Le Conseil a la responsabilité historique de remettre le pays sur la voie de la stabilité, de la bonne gouvernance et de répondre aux attentes légitimes du peuple haïtien. Pour l’instant, il n’a pas encore envoyé des signaux clairs prouvant qu’il peut être à la hauteur de cette tâche colossale. Le renvoi de Garry Conille tout en lui ouvrant plus de marge politique invite aussi à plus de pression pour délivrer en faveur du peuple haitien. Le CPT aura du mal à trouver un autre bouc émissaire à tort ou à raison pour justifier tout éventuel échec par rapport aux attentes de la transition. Face à de tels défis, la communauté internationale peut jouer un rôle plus constructif au lieu de faire des déclarations à l’emporte-pièce à l’instar du président Macron et qui reflètent une méconnaissance de la réalité haïtienne au fond.
Le respect comme fondement des relations internationales 
Les relations internationales modernes doivent reposer sur une base de respect mutuel. Traiter une nation comme Haïti, qui a surmonté des défis colossaux avec courage, comme une nation à blâmer ou à rabaisser est une erreur morale et stratégique. Chaque État a le droit de prendre des décisions – même controversées – sans être jugé ou insulté par une autre nation. Au lieu de diviser, M. Macron aurait dû adopter une approche constructive, encourageant le dialogue entre les acteurs politiques haïtiens et offrant un soutien respectueux à leurs initiatives internes.

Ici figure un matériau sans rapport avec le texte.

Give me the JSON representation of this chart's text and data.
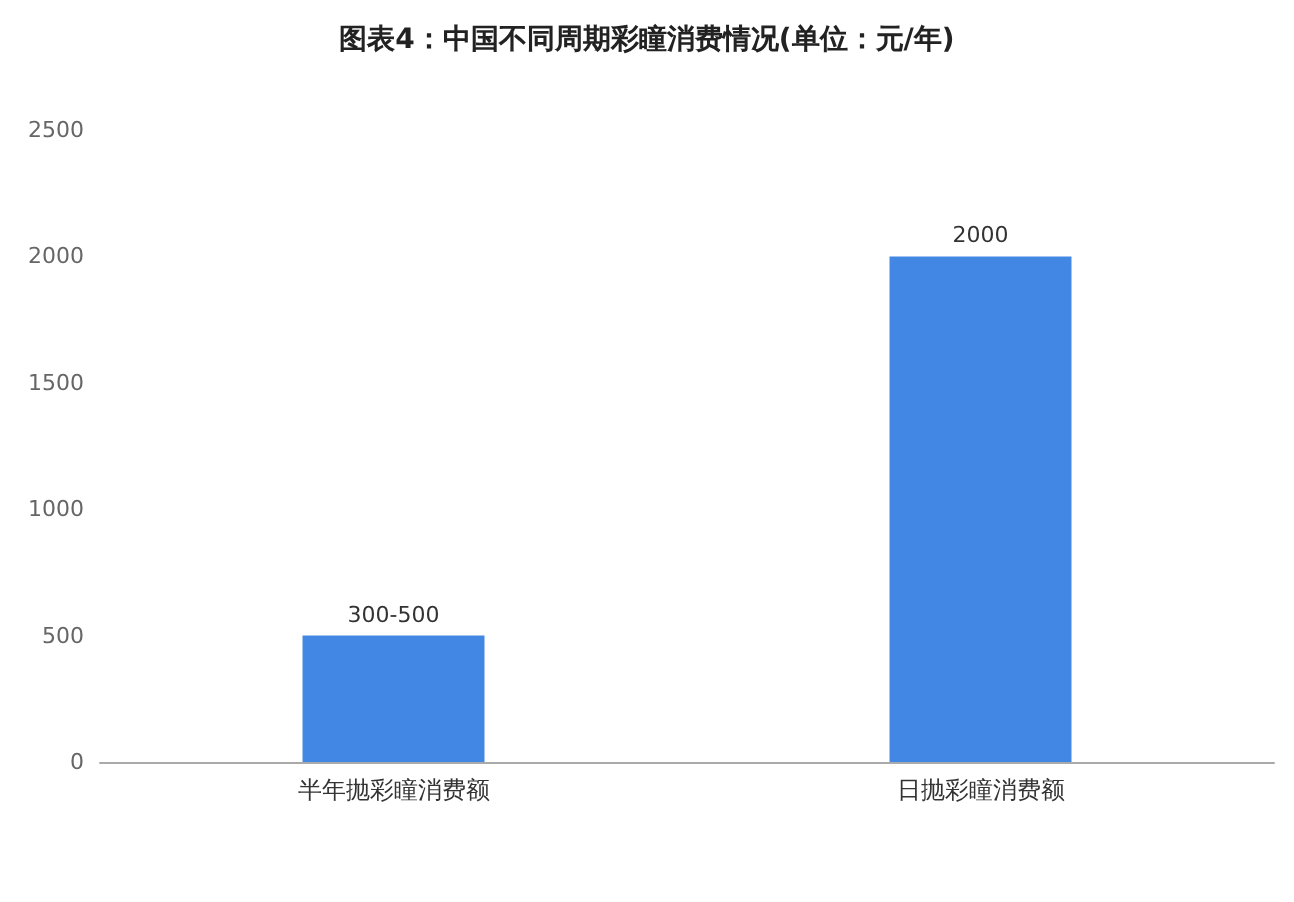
{
  "chart_data": {
    "type": "bar",
    "title": "图表4：中国不同周期彩瞳消费情况(单位：元/年)",
    "categories": [
      "半年抛彩瞳消费额",
      "日抛彩瞳消费额"
    ],
    "values": [
      500,
      2000
    ],
    "value_labels": [
      "300-500",
      "2000"
    ],
    "color": "#4287e3",
    "ylim": [
      0,
      2500
    ],
    "yticks": [
      0,
      500,
      1000,
      1500,
      2000,
      2500
    ],
    "grid": false
  }
}
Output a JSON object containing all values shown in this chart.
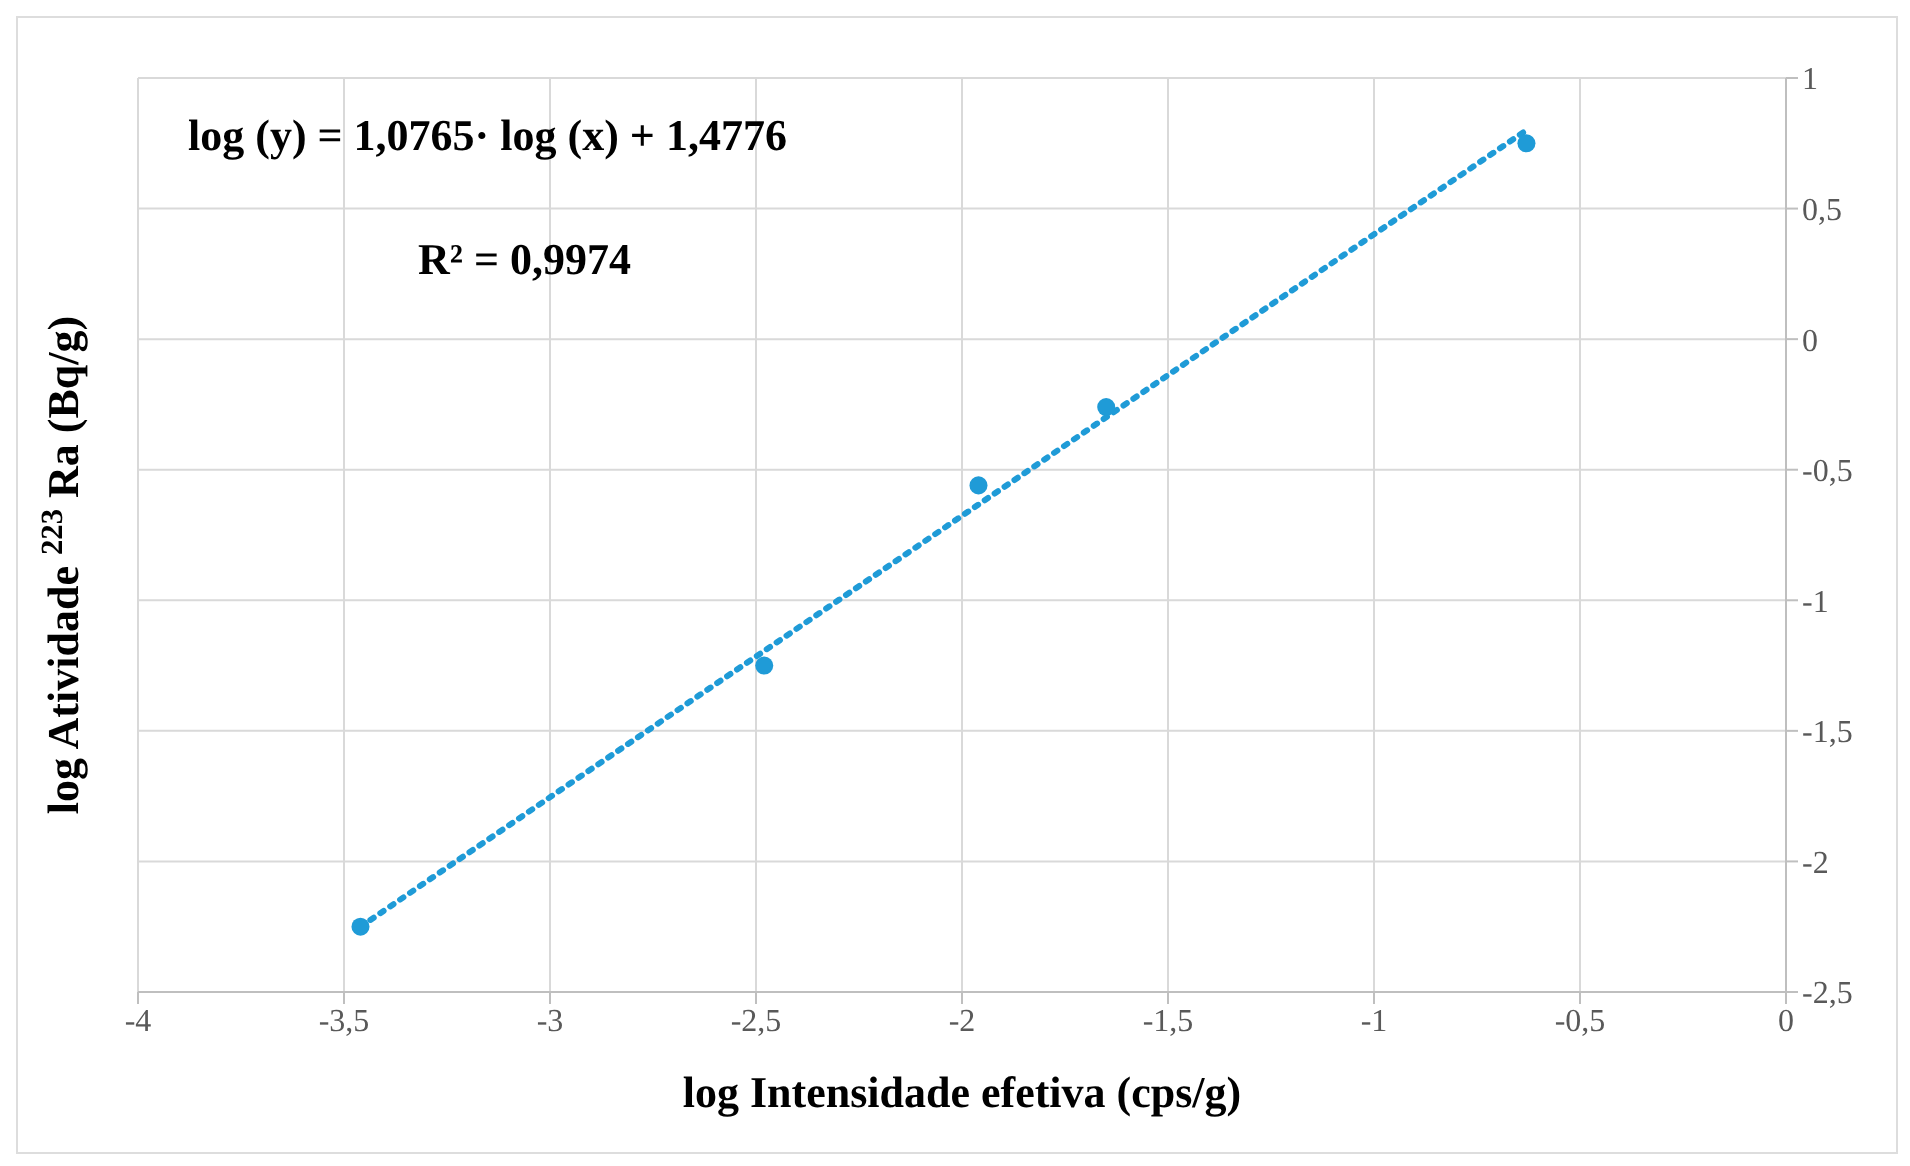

Conclusion : Vers une relation équilibrée et respectueuse 
Il est temps pour la France d’abandonner ad vitam aeternam ses attitudes paternalistes dans ses relations avec Haïti. Ces reliques n’aident pas à cheminer ensemble sur les voies de l’avenir puisqu’elles ravivent les blessures du passé. Ce qui est attendu, ce n’est pas des jugements ou des insultes, mais un partenariat fondé sur le respect de la souveraineté, la reconnaissance de l’histoire commune, et une solidarité véritable et pragmatique. Pour Haïti, cette situation constitue une opportunité cruciale.
La convocation par le CPT ce jeudi 21 Novembre de l’ambassadeur français accrédité en Haïti, M. Antoine Michon, pour apporter des rectifications au sujet des déclarations maladroites de son président,  est une première étape importante. Elle montre qu’ Haïti ne reste pas silencieuse face au mépris et à l’arrogance. Cependant, la nation attend des actions plus substantielles du CPT, non seulement pour défendre la dignité du pays, mais aussi pour répondre aux défis internes et transformer la transition en une opportunité historique de renouveau.
Le peuple haïtien, fort de son histoire et de sa résilience, mérite des dirigeants capables de dépasser les symboles pour agir concrètement en faveur de sa souveraineté, de sa stabilité et de son avenir.
Le Conseil présidentiel de transition doit in fine démontrer qu’il est capable de répondre aux défis immenses de l’heure, de mettre en œuvre les réformes nécessaires et de remettre le pays sur la voie de la stabilité et de la bonne gouvernance. Haïti ne demande pas la charité ni la tutelle : elle exige le respect. À défaut de cela, les paroles maladroites comme celles de M. Macron risquent de fragiliser davantage au lieu d’unir, et de miner la confiance là où elle est plus nécessaire que jamais.